The Roman salute in military contexts, is often seen as the right hands raised from the soldiers to their leader's head. As depicted in the Trajan's Column, Scenes LXXXIV-LXXXV. Trajan conducting sacrifice, half of the crowd raise arms extended straight and another half bent at the elbow. Among the straight arms, one palm is open but held vertically; on the others, both thumb and index fingers are extended with others bent back. And for the hands of the bent arm, their fingers on the hands are pointing downwards. The adlocutio scenes depicted in sculpture and on coins and medallions are almost identical to this raised-arm salute. The first-century-A.D. teacher of rhetoric and author of most Roman oratory handbook, Quintilian has discussed about the hand and arm gestures, the emperor's raised hands carry the message of mighty force of absolute power to his soldiers and civilians, and when a hand is raised above shoulder height, the gesture is probably signalling the warning as "illa cava et rara et super umeri altitudinem elata ... velut hortatrix manus." . This information might be the historical origin to Nazi Germany's straight-arm salute.
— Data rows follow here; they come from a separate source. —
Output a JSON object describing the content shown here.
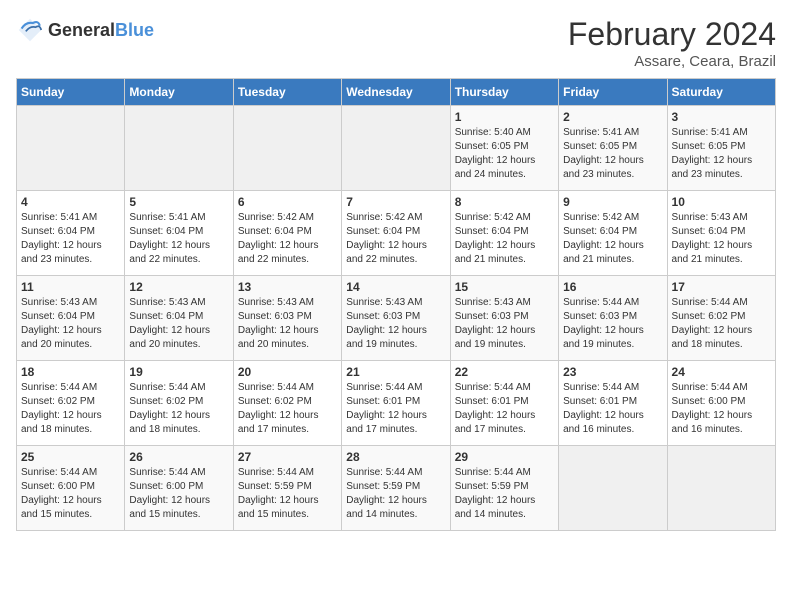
{
  "header": {
    "logo_general": "General",
    "logo_blue": "Blue",
    "title": "February 2024",
    "location": "Assare, Ceara, Brazil"
  },
  "days_of_week": [
    "Sunday",
    "Monday",
    "Tuesday",
    "Wednesday",
    "Thursday",
    "Friday",
    "Saturday"
  ],
  "weeks": [
    [
      {
        "day": "",
        "info": ""
      },
      {
        "day": "",
        "info": ""
      },
      {
        "day": "",
        "info": ""
      },
      {
        "day": "",
        "info": ""
      },
      {
        "day": "1",
        "info": "Sunrise: 5:40 AM\nSunset: 6:05 PM\nDaylight: 12 hours\nand 24 minutes."
      },
      {
        "day": "2",
        "info": "Sunrise: 5:41 AM\nSunset: 6:05 PM\nDaylight: 12 hours\nand 23 minutes."
      },
      {
        "day": "3",
        "info": "Sunrise: 5:41 AM\nSunset: 6:05 PM\nDaylight: 12 hours\nand 23 minutes."
      }
    ],
    [
      {
        "day": "4",
        "info": "Sunrise: 5:41 AM\nSunset: 6:04 PM\nDaylight: 12 hours\nand 23 minutes."
      },
      {
        "day": "5",
        "info": "Sunrise: 5:41 AM\nSunset: 6:04 PM\nDaylight: 12 hours\nand 22 minutes."
      },
      {
        "day": "6",
        "info": "Sunrise: 5:42 AM\nSunset: 6:04 PM\nDaylight: 12 hours\nand 22 minutes."
      },
      {
        "day": "7",
        "info": "Sunrise: 5:42 AM\nSunset: 6:04 PM\nDaylight: 12 hours\nand 22 minutes."
      },
      {
        "day": "8",
        "info": "Sunrise: 5:42 AM\nSunset: 6:04 PM\nDaylight: 12 hours\nand 21 minutes."
      },
      {
        "day": "9",
        "info": "Sunrise: 5:42 AM\nSunset: 6:04 PM\nDaylight: 12 hours\nand 21 minutes."
      },
      {
        "day": "10",
        "info": "Sunrise: 5:43 AM\nSunset: 6:04 PM\nDaylight: 12 hours\nand 21 minutes."
      }
    ],
    [
      {
        "day": "11",
        "info": "Sunrise: 5:43 AM\nSunset: 6:04 PM\nDaylight: 12 hours\nand 20 minutes."
      },
      {
        "day": "12",
        "info": "Sunrise: 5:43 AM\nSunset: 6:04 PM\nDaylight: 12 hours\nand 20 minutes."
      },
      {
        "day": "13",
        "info": "Sunrise: 5:43 AM\nSunset: 6:03 PM\nDaylight: 12 hours\nand 20 minutes."
      },
      {
        "day": "14",
        "info": "Sunrise: 5:43 AM\nSunset: 6:03 PM\nDaylight: 12 hours\nand 19 minutes."
      },
      {
        "day": "15",
        "info": "Sunrise: 5:43 AM\nSunset: 6:03 PM\nDaylight: 12 hours\nand 19 minutes."
      },
      {
        "day": "16",
        "info": "Sunrise: 5:44 AM\nSunset: 6:03 PM\nDaylight: 12 hours\nand 19 minutes."
      },
      {
        "day": "17",
        "info": "Sunrise: 5:44 AM\nSunset: 6:02 PM\nDaylight: 12 hours\nand 18 minutes."
      }
    ],
    [
      {
        "day": "18",
        "info": "Sunrise: 5:44 AM\nSunset: 6:02 PM\nDaylight: 12 hours\nand 18 minutes."
      },
      {
        "day": "19",
        "info": "Sunrise: 5:44 AM\nSunset: 6:02 PM\nDaylight: 12 hours\nand 18 minutes."
      },
      {
        "day": "20",
        "info": "Sunrise: 5:44 AM\nSunset: 6:02 PM\nDaylight: 12 hours\nand 17 minutes."
      },
      {
        "day": "21",
        "info": "Sunrise: 5:44 AM\nSunset: 6:01 PM\nDaylight: 12 hours\nand 17 minutes."
      },
      {
        "day": "22",
        "info": "Sunrise: 5:44 AM\nSunset: 6:01 PM\nDaylight: 12 hours\nand 17 minutes."
      },
      {
        "day": "23",
        "info": "Sunrise: 5:44 AM\nSunset: 6:01 PM\nDaylight: 12 hours\nand 16 minutes."
      },
      {
        "day": "24",
        "info": "Sunrise: 5:44 AM\nSunset: 6:00 PM\nDaylight: 12 hours\nand 16 minutes."
      }
    ],
    [
      {
        "day": "25",
        "info": "Sunrise: 5:44 AM\nSunset: 6:00 PM\nDaylight: 12 hours\nand 15 minutes."
      },
      {
        "day": "26",
        "info": "Sunrise: 5:44 AM\nSunset: 6:00 PM\nDaylight: 12 hours\nand 15 minutes."
      },
      {
        "day": "27",
        "info": "Sunrise: 5:44 AM\nSunset: 5:59 PM\nDaylight: 12 hours\nand 15 minutes."
      },
      {
        "day": "28",
        "info": "Sunrise: 5:44 AM\nSunset: 5:59 PM\nDaylight: 12 hours\nand 14 minutes."
      },
      {
        "day": "29",
        "info": "Sunrise: 5:44 AM\nSunset: 5:59 PM\nDaylight: 12 hours\nand 14 minutes."
      },
      {
        "day": "",
        "info": ""
      },
      {
        "day": "",
        "info": ""
      }
    ]
  ]
}
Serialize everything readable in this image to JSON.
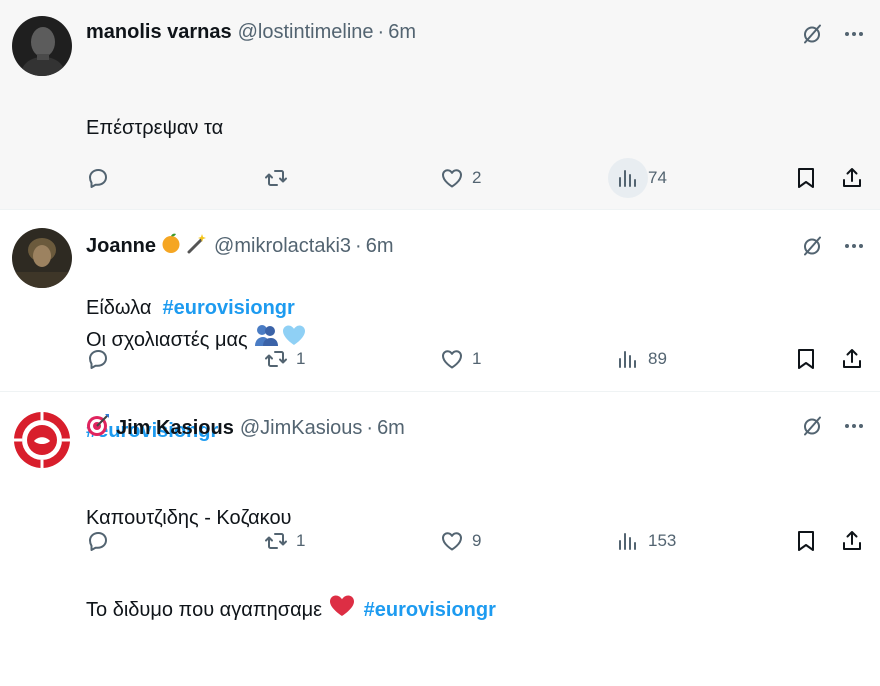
{
  "tweets": [
    {
      "name": "manolis varnas",
      "handle": "@lostintimeline",
      "separator": "·",
      "time": "6m",
      "lines": [
        {
          "text": "Επέστρεψαν τα",
          "hashtag": ""
        },
        {
          "text": "",
          "hashtag": ""
        },
        {
          "text": "Είδωλα  ",
          "hashtag": "#eurovisiongr"
        }
      ],
      "replies": "",
      "retweets": "",
      "likes": "2",
      "views": "74"
    },
    {
      "name": "Joanne",
      "name_emojis": [
        "orange-emoji",
        "magic-wand-emoji"
      ],
      "handle": "@mikrolactaki3",
      "separator": "·",
      "time": "6m",
      "lines": [
        {
          "text": "Οι σχολιαστές μας ",
          "hashtag": ""
        },
        {
          "text": "",
          "hashtag": "#eurovisiongr"
        }
      ],
      "replies": "",
      "retweets": "1",
      "likes": "1",
      "views": "89"
    },
    {
      "name": "Jim Kasious",
      "name_prefix_emoji": "direct-hit-emoji",
      "handle": "@JimKasious",
      "separator": "·",
      "time": "6m",
      "lines": [
        {
          "text": "Καπουτζιδης - Κοζακου",
          "hashtag": ""
        },
        {
          "text": "Το διδυμο που αγαπησαμε ",
          "hashtag": "#eurovisiongr"
        }
      ],
      "replies": "",
      "retweets": "1",
      "likes": "9",
      "views": "153"
    }
  ],
  "colors": {
    "accent": "#1d9bf0",
    "text": "#0f1419",
    "muted": "#536471",
    "heart": "#e0245e"
  },
  "icons": [
    "grok-icon",
    "more-icon",
    "reply-icon",
    "retweet-icon",
    "like-icon",
    "views-icon",
    "bookmark-icon",
    "share-icon"
  ]
}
== Use of the adlocutio pose ==
During the Renaissance, painters and sculptors continued to use this pose. The pose was made available to a larger public by Antonio Lafreri whose compilation of ancient images or Speculum Romanae Magnificentiae, contained several emperors in this pose. In the Hall of Constantine at the Vatican, we can view the fresco of The Vision of the Cross completed by assistants to Raphael after his death in 1520. Standing on a boulder with right hand raised, Constantine is addressing his soldiers, but also pointing to a cross in the sky. The use of adlocutio is also found in literary texts that evoke the Roman era. For example, in Miguel de Cervantes play, Numancia Scipio, the Roman general addresses his troops in like manner

The gestures of adlocutio as a sign of power is found in a number of statues of leaders and thinkers of the ancient past and in modernity. These include: Saddam Hussein, Kim Il Sung, Vladimir Lenin, Joseph Stalin, Mao Zedong, Captain James Cook, Marcus Aurelius and Augustus to name a few.